Lege flesjes en blikjes energiedrank vielen me in de tweede plaats op. Evenals sportdrankjes trouwens. De fijnproever zal mij op het verschil tussen beide willen wijzen, de overeenkomst is dat het veelal ongezonde drankjes zijn. Suiker, cafeïne, taurine: vinden we het lekker of hebben we het nodig om wakker of fit te blijven? Begin 2018 riep de Nederlandse Vereniging voor Kindergeneeskunde (NVK) op tot een verbod voor energiedrank voor kinderen onder de 18 jaar. Uit wetenschappelijk onderzoek blijkt dat de drankjes leiden tot rusteloosheid, moeheid en hartritmestoornissen, aldus de NVK. Als dat voor minderjarigen geldt, waarom zou dat dan niet voor volwassenen gelden? De drankjes hebben een kortstondig oppeppend effect, maar dat weegt niet op tegen de nadelen. Het kan leiden tot hartkloppingen, slapeloosheid en uitdroging. Of ik voor een verbod ben? Ik ben geen fan van een overheid die inwoners voorschrijft wat ze moeten eten en drinken, integendeel, ik geloof in bewustwording en verantwoordelijkheid.

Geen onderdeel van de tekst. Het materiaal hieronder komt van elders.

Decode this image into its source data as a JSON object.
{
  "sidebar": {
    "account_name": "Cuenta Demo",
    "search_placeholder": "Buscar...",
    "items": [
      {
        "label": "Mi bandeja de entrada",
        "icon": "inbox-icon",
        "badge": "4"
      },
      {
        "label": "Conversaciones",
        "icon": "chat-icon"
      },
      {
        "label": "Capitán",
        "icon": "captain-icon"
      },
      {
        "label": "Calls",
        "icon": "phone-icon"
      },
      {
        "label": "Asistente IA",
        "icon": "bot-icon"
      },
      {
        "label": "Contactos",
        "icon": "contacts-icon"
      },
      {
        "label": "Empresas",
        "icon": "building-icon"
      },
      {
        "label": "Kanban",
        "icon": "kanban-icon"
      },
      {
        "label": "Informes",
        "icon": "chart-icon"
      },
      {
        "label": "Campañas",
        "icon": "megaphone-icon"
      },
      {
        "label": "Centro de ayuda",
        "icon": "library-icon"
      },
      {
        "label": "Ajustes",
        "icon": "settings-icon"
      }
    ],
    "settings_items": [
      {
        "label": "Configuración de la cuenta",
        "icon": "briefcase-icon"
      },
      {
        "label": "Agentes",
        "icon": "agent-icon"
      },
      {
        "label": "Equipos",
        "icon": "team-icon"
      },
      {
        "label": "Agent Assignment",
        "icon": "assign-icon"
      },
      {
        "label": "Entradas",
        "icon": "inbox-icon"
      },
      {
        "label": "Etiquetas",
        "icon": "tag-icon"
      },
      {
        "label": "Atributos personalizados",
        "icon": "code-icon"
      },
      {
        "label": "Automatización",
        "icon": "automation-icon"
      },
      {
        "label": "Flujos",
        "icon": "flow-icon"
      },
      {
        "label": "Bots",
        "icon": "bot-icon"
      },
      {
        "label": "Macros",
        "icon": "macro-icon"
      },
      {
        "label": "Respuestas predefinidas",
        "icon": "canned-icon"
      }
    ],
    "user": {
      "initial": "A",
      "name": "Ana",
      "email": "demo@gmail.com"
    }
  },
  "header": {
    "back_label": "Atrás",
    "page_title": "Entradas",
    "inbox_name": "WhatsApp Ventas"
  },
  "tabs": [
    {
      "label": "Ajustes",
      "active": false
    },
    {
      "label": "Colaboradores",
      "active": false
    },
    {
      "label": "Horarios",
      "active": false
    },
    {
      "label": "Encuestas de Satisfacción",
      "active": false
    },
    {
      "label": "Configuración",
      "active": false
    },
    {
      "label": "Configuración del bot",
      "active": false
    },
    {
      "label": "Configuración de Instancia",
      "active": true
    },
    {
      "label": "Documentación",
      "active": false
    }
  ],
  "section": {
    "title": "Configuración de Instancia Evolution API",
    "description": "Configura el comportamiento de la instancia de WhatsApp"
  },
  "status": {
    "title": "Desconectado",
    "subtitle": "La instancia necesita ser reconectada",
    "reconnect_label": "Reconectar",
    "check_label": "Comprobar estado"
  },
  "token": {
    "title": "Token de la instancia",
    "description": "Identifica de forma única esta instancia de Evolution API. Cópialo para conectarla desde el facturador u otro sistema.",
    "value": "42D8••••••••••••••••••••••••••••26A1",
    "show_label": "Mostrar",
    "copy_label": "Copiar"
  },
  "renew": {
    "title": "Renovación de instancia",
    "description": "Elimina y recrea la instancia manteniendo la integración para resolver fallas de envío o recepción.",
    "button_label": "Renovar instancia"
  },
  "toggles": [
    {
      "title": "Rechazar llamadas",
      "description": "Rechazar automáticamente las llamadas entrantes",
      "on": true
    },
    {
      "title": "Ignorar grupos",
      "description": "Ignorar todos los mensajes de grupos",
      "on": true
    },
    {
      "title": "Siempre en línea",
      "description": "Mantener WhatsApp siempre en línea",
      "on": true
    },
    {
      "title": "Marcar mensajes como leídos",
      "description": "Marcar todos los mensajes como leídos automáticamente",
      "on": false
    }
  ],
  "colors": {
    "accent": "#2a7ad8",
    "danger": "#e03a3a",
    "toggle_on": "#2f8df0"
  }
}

Het meest verontrustende vond ik, in de derde plaats, de enorme hoeveelheid. De vraag van de twitterende burgemeester is ook mijn vraag. Waarom wordt er afval uit het raam gegooid? Het is op zijn minst een keuze. Er gaat een aantal stappen aan vooraf. Eten kan je ook vanuit huis meenemen, al dan niet in een hippe broodtrommel. Afval kan je in de auto laten liggen tot je het in een afvalbak kunt deponeren. Dat is ook nog eens veel veiliger dan het raam openen en iets met een flinke smak uit een rijdende auto werpen.

Sinds 2017 zijn we met meer dan 17 miljoen mensen ‘op dit kleine stukje aarde’. Het wordt drukker en voller in ons land, en dat merken we aan alles. Er zijn veel redenen om tussen meer mensen en meer rommel geen isgelijkteken te plaatsen. Rommel trekt rommel aan. Groeien in de berm juist niet de mooiste bloemen? Een bloemrijke berm stemt mij in elk geval veel vrolijker. Laten we proberen in het nieuwe jaar de bermen een beetje mooier te maken.